⁸ This proof works because of the homomorphic properties of Pedersen Commitments.
⁹ For example, if the sender sent 2 Monero to the receiver and kept -1 Monero in his/her wallet as change, the sender essentially sent 1 Monero to the receiver he or she did not own.
¹⁰ The client node can be a personal computer, smartphone, server, etc. any type of computer.
¹¹ For those interested in a visual illustration of the evolution of the Internet, see here.
¹² Does this sound like how GPS works? You don’t drive aimlessly, and the path is predetermined? Dijkstra’s algorithm and variants thereof are used for GPS systems as well.
¹³ For more information on common types of cyber attacks, read here.

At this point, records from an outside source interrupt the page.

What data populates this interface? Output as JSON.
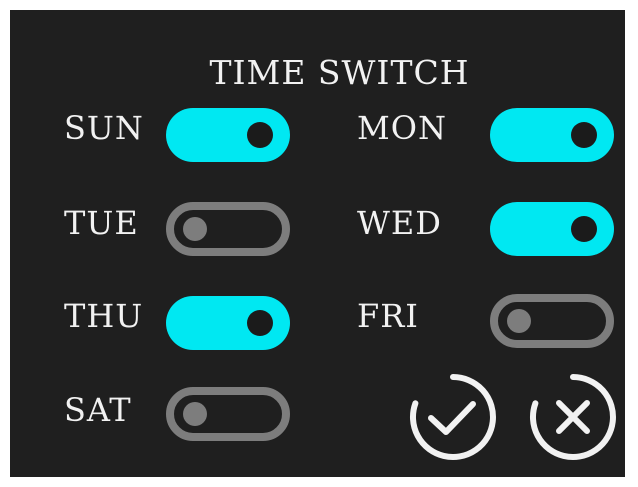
{
  "title": "TIME SWITCH",
  "colors": {
    "background": "#1f1f1f",
    "toggle_on": "#00e8f2",
    "toggle_off": "#7d7d7d",
    "text": "#f2f2f2"
  },
  "days": [
    {
      "label": "SUN",
      "on": true
    },
    {
      "label": "MON",
      "on": true
    },
    {
      "label": "TUE",
      "on": false
    },
    {
      "label": "WED",
      "on": true
    },
    {
      "label": "THU",
      "on": true
    },
    {
      "label": "FRI",
      "on": false
    },
    {
      "label": "SAT",
      "on": false
    }
  ],
  "actions": {
    "confirm_icon": "check-circle-icon",
    "cancel_icon": "x-circle-icon"
  }
}
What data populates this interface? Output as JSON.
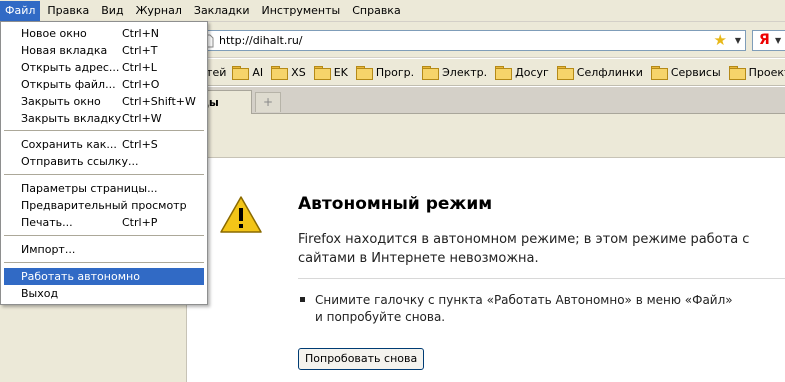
{
  "menubar": {
    "items": [
      "Файл",
      "Правка",
      "Вид",
      "Журнал",
      "Закладки",
      "Инструменты",
      "Справка"
    ]
  },
  "navbar": {
    "url": "http://dihalt.ru/",
    "search_engine": "Я"
  },
  "bookmarks": {
    "items": [
      "стей",
      "AI",
      "XS",
      "EK",
      "Прогр.",
      "Электр.",
      "Досуг",
      "Селфлинки",
      "Сервисы",
      "Проекты"
    ]
  },
  "tabs": {
    "active_label": "ицы",
    "new_tab_symbol": "+"
  },
  "file_menu": {
    "items": [
      {
        "label": "Новое окно",
        "shortcut": "Ctrl+N"
      },
      {
        "label": "Новая вкладка",
        "shortcut": "Ctrl+T"
      },
      {
        "label": "Открыть адрес...",
        "shortcut": "Ctrl+L"
      },
      {
        "label": "Открыть файл...",
        "shortcut": "Ctrl+O"
      },
      {
        "label": "Закрыть окно",
        "shortcut": "Ctrl+Shift+W"
      },
      {
        "label": "Закрыть вкладку",
        "shortcut": "Ctrl+W"
      },
      {
        "label": "Сохранить как...",
        "shortcut": "Ctrl+S"
      },
      {
        "label": "Отправить ссылку...",
        "shortcut": ""
      },
      {
        "label": "Параметры страницы...",
        "shortcut": ""
      },
      {
        "label": "Предварительный просмотр",
        "shortcut": ""
      },
      {
        "label": "Печать...",
        "shortcut": "Ctrl+P"
      },
      {
        "label": "Импорт...",
        "shortcut": ""
      },
      {
        "label": "Работать автономно",
        "shortcut": ""
      },
      {
        "label": "Выход",
        "shortcut": ""
      }
    ]
  },
  "error_page": {
    "title": "Автономный режим",
    "description": "Firefox находится в автономном режиме; в этом режиме работа с сайтами в Интернете невозможна.",
    "hint": "Снимите галочку с пункта «Работать Автономно» в меню «Файл» и попробуйте снова.",
    "retry_label": "Попробовать снова"
  },
  "colors": {
    "highlight": "#316ac5",
    "chrome": "#ece9d8",
    "warning": "#f3c518"
  }
}
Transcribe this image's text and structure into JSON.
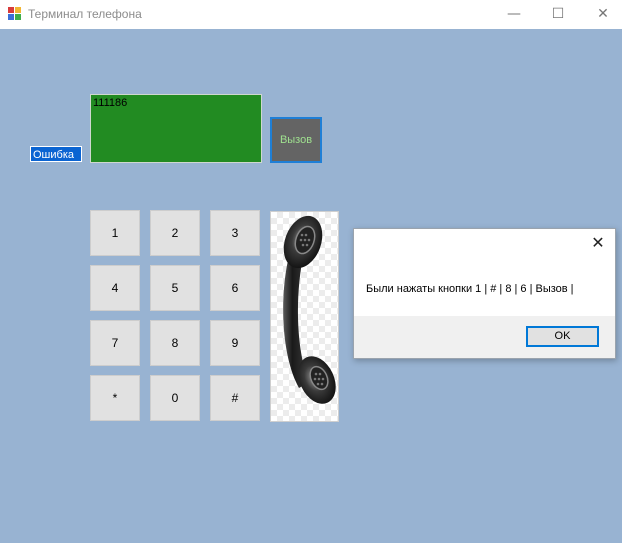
{
  "window": {
    "title": "Терминал телефона",
    "controls": {
      "minimize": "—",
      "maximize": "☐",
      "close": "✕"
    },
    "icon": "app-window-icon"
  },
  "status_label": "Ошибка",
  "display": {
    "value": "111186"
  },
  "call_button": {
    "label": "Вызов"
  },
  "keypad": {
    "k1": "1",
    "k2": "2",
    "k3": "3",
    "k4": "4",
    "k5": "5",
    "k6": "6",
    "k7": "7",
    "k8": "8",
    "k9": "9",
    "kstar": "*",
    "k0": "0",
    "khash": "#"
  },
  "phone_image": {
    "icon": "telephone-handset-icon"
  },
  "message_box": {
    "close": "✕",
    "message": "Были нажаты кнопки 1 | # | 8 | 6 | Вызов |",
    "ok_label": "OK"
  },
  "colors": {
    "client_bg": "#98b3d2",
    "display_bg": "#228b22",
    "call_button_bg": "#646464",
    "call_button_text": "#9fe08f",
    "status_label_bg": "#0a64d2"
  }
}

¹⁴ The idea for an anonymous communication system was proposed by cryptographer David Chaum in 1981, which soon thereafter developed into eCash, an anonymous electronic P2P money system that many consider to be the original precursor to Bitcoin. Read more here.
¹⁵ Monero offers a view key feature as well, but it only allows third parties to review information on the receiver (show the public address tied to the stealth address), which isn’t very helpful.
¹⁶ In fact, Zcash announced in February 2019 it had discovered a counterfeiting vulnerability in the system 17 months after launch, which was fixed by the Sapling upgrade in October 2018.
¹⁷ In fact, adding hundreds of participants made the ceremony more secure, as an attacker would have needed to learn all hundreds of shards to steal the blinding factor, rather than just six. Also, multiple mixing algorithms were used to randomize the shards, unlike the first ceremony which used just one.